À l’occasion de la Journée internationale des droits des femmes du lundi 8 mars, on a partagé avec vous quelques portraits des productrices du Marché de l’Outaouais, soulignant leur contribution économique et sociale en agriculture et du coup, en entrepreneuriat. Pour clore la semaine adéquatement, on a envie de survoler l’évolution des femmes dans le milieu, puis de nommer quelques obstacles auxquels elles sont confrontées au quotidien.

Prendre et faire sa place

L’agriculture subit de profondes transformations depuis le siècle dernier. Si la place prépondérante des femmes devient de plus en plus normalisée, facilitée et encouragée en agriculture, c’est parce qu’elle l’est au sein de la société dans son ensemble.

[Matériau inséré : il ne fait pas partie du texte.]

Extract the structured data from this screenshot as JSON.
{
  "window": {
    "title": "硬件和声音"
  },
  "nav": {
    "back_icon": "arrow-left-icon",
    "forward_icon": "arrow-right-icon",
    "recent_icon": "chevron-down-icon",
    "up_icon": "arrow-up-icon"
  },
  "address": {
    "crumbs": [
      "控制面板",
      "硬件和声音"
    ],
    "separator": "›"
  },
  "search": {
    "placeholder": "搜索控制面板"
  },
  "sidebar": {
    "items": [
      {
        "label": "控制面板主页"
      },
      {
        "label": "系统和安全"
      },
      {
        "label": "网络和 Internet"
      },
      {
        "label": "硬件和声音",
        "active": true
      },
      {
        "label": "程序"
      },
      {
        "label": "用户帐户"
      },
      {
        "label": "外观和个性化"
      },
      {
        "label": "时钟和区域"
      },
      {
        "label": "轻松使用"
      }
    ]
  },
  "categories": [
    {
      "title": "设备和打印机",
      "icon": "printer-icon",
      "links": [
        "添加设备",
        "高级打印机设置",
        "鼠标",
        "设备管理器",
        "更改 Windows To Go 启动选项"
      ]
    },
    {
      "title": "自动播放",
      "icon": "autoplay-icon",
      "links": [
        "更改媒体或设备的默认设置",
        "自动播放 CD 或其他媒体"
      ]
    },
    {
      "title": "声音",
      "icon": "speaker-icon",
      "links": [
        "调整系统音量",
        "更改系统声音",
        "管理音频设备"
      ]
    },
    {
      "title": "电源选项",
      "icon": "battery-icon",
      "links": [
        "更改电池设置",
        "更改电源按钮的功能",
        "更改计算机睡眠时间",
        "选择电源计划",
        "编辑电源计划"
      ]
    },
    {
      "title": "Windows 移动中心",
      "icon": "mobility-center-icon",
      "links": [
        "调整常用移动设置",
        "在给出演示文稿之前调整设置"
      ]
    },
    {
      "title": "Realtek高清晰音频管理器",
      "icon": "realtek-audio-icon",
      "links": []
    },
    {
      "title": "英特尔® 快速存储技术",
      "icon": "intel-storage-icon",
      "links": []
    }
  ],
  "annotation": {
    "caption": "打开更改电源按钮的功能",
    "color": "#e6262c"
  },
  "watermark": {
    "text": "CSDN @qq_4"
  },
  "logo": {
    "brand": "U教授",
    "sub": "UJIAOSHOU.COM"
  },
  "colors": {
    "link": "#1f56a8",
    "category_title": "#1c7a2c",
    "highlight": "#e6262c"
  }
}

ll n’y a pas si longtemps, une tonne de pratiques discriminatoires faisaient obstacle à l’entrée des femmes  dans ce milieu. Parmi celles-ci, il y a l’accès à la terre qui s’effectuait souvent à travers le mariage ou par voie d’héritage, impliquant des dynamiques de pouvoir inégales découlant directement des rapports sociaux de l’époque. Quant à l’accès au crédit, les femmes de 40 et plus devaient obtenir l’autorisation de leur conjoint. Ce n’est qu’en 1990 qu’on a annoncé au Congrès général de l’Union des producteurs agricoles (UPA) que le programme d’accès à la propriété pour conjoints et conjointes de 40 ans et plus entrait en vigueur; une mesure qui, en dix ans, a fait croître le nombre de femmes propriétaires de 20%.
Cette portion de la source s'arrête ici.